A long-debated proposal for an ambitious and controversial resort just outside the entrance to Mount Rainier National Park is drawing renewed scrutiny as developers say they’re close to finally breaking ground on the project.
The Park Junction Resort is a 420-acre plan that includes an 18-hole golf course, a 270-room lodge, a conference center, tennis courts, swimming pools and a spa, restaurants, 300 condominiums, a retail center and 120 employee housing units, among other construction. The project, located between Elbe and Ashford, has been in various stages of the bureaucratic process since it was first proposed in 1994, and a status hearing on the proposal July 31 has led many on either side of the proposal to weigh in yet again.
According to project manager Sylvia Cleaver, Park Junction is awaiting approval of its wetland mitigation proposal with the county, the final step before it can move forward with the development.
“We had many many environmental issues that we had to overcome,” she said. “One of them was wetlands, because we have been a little bit stalled in getting approval from the county on our wetland mitigation. Now we’ve reached an agreement and we’ll be able to go forward. We expect to pick up our permit just a couple of weeks after the hearing.”
The July hearing was to provide Pierce County with a review of progress on the development, a procedure that was supposed to take place every three years following the approval of the master-planned resort in 2001. The last status hearing took place in 2014.
The project has been in bureaucratic limbo since it was first proposed in 1994, with various appeals from local and environmental groups slowing progress. Attorney Robert Mack, with the firm Smith Alling, has long been involved in legal opposition to the project. He said recent setbacks are due to the developers’ inability to find financing for the project, rather than regulatory battles.
According to Mack, opponents want the county to reconsider the project, because the initial approval was granted based on conditions that are now outdated.
“Essentially our argument now is whatever review was given to it over 15 years ago was based on environmental documents and studies that are over 20 years old, because they were prepared before the hearing,” he said. “The traffic impact study was done in the late 1990s. Many of the assumptions in that study no longer exist. The development has taken so long to be built that we think those analyses need to be revisited and updated.”

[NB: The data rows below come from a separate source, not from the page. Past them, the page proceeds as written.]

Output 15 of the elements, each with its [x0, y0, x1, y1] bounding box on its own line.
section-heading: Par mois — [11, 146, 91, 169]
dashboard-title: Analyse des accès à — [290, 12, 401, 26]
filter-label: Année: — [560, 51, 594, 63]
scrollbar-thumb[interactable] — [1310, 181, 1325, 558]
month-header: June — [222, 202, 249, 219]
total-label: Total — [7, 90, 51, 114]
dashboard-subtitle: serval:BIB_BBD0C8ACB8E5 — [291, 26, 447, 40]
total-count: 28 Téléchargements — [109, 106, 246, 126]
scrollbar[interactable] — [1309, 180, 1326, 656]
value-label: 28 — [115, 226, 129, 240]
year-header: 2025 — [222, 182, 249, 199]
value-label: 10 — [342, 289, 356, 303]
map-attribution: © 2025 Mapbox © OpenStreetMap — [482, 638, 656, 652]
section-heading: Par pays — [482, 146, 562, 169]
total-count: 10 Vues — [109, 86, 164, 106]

Mack said opposition is based on a number of factors, including traffic, habitat and wetlands, water rights and wildlife. In general, though, many feel the large development does not fit with the quiet rural nature of the Elbe and Ashford area.
A post on the Ashford Heads Up Facebook group drew 92 comments on the proposal, with some saying the development would bring much-needed jobs and others expressing concern about its impact on the community.
Local business owner Gayle Adams, a well-known figure in the area, is the majority owner and managing partner for Park Junction, which Cleaver estimated will be a $200 million project. Once ground is broken, she said, it will take at least five years to complete the resort.
“We can’t possibly do it quicker than that,” Cleaver said. “Most likely it will be more than that.”
Cleaver said Park Junction will employ close to 300 workers, making it a vital project for the community.
“Every high school senior has to leave the area because there is no place for them to work,” she said. “They love it, they want to stay there, but there is no choice because there are no jobs.”
She also downplayed concerns about overcrowding in the area.
“I’m not sure that we will make any more impact than the 2 million people who go to the park (annually),” she said. “All 2 million of those people are not going to be stopping at the resort. I’m not sure I see an impact that would take away from the quiet pristine part of the valley.”
Mack said the time it has taken to move forward on construction has called into question the economic feasibility of Park Junction, and again stressed that the delays should require a new review.
“Some of the original conditions have not been met and now cannot be met, because the developers sold some of the property up there that counted for wetlands mitigation,” he said. “The market has decided this project is not financially feasible. It’s taken so long that the background information has changed significantly.”
Cleaver said the project is now much closer to moving forward, despite the long process leading up to the current situation.
“We’re hoping that we’re on good ground here and that we’ll be able to start,” she said. “When that first bulldozer goes forward, then I will be excited.”